De violents combats ont éclaté le 27 septembre dans la région du Haut-Karabagh, un territoire que l’Arménie et l’Azerbaïdjan se disputent depuis 30 ans. Retour sur les origines et les enjeux du conflit. L’Arménie et l’Azerbaïdjan étaient au bord de la guerre ce 27 septembre, des combats meurtriers ayant éclaté entre les forces azerbaïdjanaises et la région du Haut-Karabagh, une république autoproclamée soutenue par Erevan. Les belligérants ont fait état de victimes militaires et civiles.

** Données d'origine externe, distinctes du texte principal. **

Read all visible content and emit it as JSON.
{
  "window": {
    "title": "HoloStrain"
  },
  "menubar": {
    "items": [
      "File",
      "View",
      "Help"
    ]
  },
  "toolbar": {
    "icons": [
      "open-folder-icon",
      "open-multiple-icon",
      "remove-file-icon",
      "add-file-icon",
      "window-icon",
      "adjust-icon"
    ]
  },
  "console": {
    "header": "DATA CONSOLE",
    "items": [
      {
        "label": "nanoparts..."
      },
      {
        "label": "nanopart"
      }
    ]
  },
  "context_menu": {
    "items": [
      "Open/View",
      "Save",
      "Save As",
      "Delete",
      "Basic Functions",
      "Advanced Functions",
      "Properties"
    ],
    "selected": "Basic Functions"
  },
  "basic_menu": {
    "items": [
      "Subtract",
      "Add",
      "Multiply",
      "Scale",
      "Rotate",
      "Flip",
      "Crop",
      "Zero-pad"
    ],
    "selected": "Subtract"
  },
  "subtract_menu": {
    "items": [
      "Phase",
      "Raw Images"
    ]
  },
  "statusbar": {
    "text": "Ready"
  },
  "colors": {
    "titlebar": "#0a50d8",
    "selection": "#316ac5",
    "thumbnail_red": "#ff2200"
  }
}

Selon la partie arménienne, une femme et un enfant ont été tués. Les deux pays se livrent des combats par intermittence depuis maintenant plus de 30 ans. Quelques éléments pour comprendre ce conflit complexe et méconnu.

Que s’est-il passé le 27 septembre ?

L’Azerbaïdjan a lancé le 27 septembre une offensive contre les forces arméniennes de la région du Haut-Karabagh, ont annoncé ces dernières, qui affirment avoir infligé des «pertes» à l’armée azerbaïdjanaise. Un porte-parole du ministère azerbaïdjanais de la Défense a indiqué à l’AFP que Bakou avait conquis une demi-douzaine de villages sous contrôle arménien lors de ces affrontements.

Le président azerbaïdjanais, Ilham Aliev, a convoqué une réunion de son conseil de sécurité  au cours de laquelle il a dénoncé une «agression» de l’Arménie. «C’était une provocation prévue à l’avance», a-t-il dénoncé, cité par l’agence de presse russe Interfax, promettant plus tôt dans la journée de «vaincre» Erevan. L’Arménie a démenti les accusations d’agression, toujours selon Interfax. Après l’annonce des premiers combats, le Premier ministre arménien, Nikol Pachinian, a décrété «la mobilisation générale» et l’instauration de la «loi martiale», tout comme les autorités du Karabagh. «Nous allons vaincre. Longue vie à la glorieuse armée arménienne !», a écrit le Premier ministre sur Facebook.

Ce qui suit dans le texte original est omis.